Friday, May 16, 2014
Atrium Ballroom (Marriott Marquis Atlanta)
A. L. Palmer1, A. Vehorn2 and Z. Warren3, (1)Peabody College, Vanderbilt University, Nashville, TN, (2)Kennedy Center, Vanderbilt University, Nashville, TN, (3)Vanderbilt Kennedy Center, Department of Pediatrics, Department of Psychiatry, Vanderbilt University, Nashville, TN
Background:  Although there has been growing emphasis on early screening and detection of ASD, the average age of diagnosis in the U.S. still remains between 4 and 5 years of age (CDC, 2012). In an effort to lower the age of diagnosis and take advantage of early intervention services, the American Academy of Pediatrics recommends universal screening for ASD beginning at 18 months of age. The most widely used screening measure, the Modified Checklist for Autism in Toddlers (M-CHAT), has been shown to identify many children with ASD at young ages, but often results in substantial over-identification of children with other developmental concerns particularly when clinicians do not utilize the embedded follow-up interview or other validation procedures (Chlebowski et al., 2013; Miller et al., 2011). This over-identification is particularly problematic given that most tertiary assessment centers struggle to provide diagnostic assessment without substantial waits.
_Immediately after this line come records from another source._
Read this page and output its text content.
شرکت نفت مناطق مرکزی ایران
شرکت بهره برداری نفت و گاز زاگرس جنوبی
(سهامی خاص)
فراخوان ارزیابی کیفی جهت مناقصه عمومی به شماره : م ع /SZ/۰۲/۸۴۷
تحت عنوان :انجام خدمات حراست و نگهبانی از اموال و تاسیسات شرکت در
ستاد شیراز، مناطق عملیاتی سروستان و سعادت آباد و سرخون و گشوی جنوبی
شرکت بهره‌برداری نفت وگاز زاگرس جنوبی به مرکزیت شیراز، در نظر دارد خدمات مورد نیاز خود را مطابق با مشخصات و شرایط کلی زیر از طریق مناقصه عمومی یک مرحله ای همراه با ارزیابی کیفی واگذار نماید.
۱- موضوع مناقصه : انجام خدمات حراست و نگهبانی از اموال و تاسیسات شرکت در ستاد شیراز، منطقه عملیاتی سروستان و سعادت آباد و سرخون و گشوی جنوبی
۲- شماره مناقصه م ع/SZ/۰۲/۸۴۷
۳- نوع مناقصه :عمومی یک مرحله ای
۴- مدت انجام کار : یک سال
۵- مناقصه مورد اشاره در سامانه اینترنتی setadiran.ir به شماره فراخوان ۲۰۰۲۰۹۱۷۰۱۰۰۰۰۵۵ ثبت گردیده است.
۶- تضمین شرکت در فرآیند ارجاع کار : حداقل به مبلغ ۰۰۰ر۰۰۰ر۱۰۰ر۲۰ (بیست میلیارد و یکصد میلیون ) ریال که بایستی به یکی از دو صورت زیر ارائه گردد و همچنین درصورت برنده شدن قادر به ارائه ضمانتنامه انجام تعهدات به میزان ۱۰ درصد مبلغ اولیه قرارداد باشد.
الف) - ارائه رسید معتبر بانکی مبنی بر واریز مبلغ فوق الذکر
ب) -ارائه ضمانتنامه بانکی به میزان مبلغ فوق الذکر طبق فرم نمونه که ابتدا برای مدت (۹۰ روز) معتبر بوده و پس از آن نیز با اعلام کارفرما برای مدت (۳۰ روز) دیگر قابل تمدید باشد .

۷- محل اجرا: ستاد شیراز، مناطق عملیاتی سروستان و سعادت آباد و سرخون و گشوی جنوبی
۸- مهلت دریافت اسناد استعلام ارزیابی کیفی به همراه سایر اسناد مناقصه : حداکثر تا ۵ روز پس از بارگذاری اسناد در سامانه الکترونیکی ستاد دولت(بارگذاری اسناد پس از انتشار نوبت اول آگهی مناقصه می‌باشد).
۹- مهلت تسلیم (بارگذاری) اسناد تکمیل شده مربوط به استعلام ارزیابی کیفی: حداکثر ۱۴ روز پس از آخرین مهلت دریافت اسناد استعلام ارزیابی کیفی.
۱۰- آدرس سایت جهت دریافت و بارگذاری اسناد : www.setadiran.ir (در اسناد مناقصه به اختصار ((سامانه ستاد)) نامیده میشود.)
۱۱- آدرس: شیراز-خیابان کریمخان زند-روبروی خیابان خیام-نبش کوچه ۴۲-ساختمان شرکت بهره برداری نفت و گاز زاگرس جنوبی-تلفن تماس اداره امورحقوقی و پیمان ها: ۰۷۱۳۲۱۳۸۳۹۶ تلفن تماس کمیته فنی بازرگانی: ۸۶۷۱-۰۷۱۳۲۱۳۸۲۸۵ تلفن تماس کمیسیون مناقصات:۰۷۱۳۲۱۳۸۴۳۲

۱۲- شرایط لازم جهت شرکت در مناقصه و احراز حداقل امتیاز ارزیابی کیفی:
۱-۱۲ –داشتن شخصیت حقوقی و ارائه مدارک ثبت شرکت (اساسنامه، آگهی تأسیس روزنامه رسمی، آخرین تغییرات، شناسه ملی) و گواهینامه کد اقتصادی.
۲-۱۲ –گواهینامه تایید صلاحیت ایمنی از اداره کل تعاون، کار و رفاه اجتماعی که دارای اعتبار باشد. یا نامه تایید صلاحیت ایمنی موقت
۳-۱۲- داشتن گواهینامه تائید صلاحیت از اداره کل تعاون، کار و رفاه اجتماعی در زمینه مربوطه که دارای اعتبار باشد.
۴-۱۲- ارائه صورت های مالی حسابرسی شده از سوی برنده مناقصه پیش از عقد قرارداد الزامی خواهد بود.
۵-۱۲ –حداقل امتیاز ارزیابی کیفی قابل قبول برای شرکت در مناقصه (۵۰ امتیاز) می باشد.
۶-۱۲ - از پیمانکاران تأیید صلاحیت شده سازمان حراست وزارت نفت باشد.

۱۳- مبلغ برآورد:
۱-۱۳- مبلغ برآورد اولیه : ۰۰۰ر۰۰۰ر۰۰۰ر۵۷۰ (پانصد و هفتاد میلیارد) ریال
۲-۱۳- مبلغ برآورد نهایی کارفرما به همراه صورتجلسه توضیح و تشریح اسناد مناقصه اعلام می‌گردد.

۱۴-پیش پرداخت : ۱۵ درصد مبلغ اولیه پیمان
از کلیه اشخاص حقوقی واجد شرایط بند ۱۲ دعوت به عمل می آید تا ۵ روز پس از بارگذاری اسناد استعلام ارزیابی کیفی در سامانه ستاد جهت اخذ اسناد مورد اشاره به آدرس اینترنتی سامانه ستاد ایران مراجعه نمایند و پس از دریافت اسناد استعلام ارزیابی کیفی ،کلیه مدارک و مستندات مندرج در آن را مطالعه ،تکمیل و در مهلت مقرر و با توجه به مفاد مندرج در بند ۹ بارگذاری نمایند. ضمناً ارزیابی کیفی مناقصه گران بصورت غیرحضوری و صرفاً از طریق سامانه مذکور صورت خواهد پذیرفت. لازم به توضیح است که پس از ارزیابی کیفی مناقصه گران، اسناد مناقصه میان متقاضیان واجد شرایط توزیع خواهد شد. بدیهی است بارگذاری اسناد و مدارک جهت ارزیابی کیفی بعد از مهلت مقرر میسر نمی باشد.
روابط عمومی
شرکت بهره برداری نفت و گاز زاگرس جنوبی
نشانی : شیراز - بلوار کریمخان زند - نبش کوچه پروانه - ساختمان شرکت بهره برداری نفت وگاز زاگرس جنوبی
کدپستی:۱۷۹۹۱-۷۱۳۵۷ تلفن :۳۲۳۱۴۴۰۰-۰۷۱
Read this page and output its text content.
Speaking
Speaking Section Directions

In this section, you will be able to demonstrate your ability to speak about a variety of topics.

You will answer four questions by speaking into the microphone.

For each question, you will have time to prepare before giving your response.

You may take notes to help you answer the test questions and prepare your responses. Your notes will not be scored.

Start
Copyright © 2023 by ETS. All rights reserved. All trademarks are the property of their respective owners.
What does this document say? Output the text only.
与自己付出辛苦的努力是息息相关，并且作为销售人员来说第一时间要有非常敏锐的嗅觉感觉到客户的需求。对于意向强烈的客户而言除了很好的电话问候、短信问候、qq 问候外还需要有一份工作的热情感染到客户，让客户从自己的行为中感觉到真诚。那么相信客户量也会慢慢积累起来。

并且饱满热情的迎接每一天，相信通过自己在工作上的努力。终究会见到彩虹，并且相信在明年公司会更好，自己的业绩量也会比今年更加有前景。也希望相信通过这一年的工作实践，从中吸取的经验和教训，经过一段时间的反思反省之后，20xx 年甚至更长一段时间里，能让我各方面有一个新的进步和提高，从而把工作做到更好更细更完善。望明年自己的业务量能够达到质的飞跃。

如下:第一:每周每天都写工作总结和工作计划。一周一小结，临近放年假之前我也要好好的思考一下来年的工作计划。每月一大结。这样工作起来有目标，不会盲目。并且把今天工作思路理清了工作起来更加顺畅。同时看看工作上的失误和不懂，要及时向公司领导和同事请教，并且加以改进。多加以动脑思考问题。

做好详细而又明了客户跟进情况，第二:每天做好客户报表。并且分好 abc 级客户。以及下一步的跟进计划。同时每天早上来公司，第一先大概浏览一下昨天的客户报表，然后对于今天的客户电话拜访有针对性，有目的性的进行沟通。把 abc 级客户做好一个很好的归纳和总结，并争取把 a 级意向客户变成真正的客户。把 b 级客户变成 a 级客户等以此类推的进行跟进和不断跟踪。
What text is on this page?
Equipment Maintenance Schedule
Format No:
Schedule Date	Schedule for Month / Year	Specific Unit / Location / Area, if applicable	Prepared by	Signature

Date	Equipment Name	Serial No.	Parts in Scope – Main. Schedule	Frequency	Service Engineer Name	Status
Objectives:   To determine if a new screening instrument, the Vanderbilt Scales for ASD, utilizing graded parental ratings of early core symptoms of ASD, would possess improved performance characteristics over the M-CHAT in accurately identifying children with and without ASD. The Vanderbilt Scales for ASD consists of 23 items. These items were pulled from developmental checklists and interviews commonly used at Vanderbilt clinics. Those items with the highest weights, determined by a standardized canonical function, were chosen to be included in the Vanderbilt Scales. We also investigated the incremental clinical value of use of a structured observation of behavior in conjunction with the parent report screening measures.

Methods:  Participants included 161 children, ages 36 months or younger, participating in first-time diagnostic appointments or autism research protocols at a university based autism clinic. Examined measures included the M-CHAT, Vanderbilt Scales for ASD, and Autism Diagnostic Observation Schedule (ADOS). Three items from the ADOS that could potentially be easily administered by community clinicians were chosen as a structured observation of behavior. Sensitivity, specificity, and PPV were calculated for each screening measure as well as the simultaneous testing of each screening measure with the three ADOS items.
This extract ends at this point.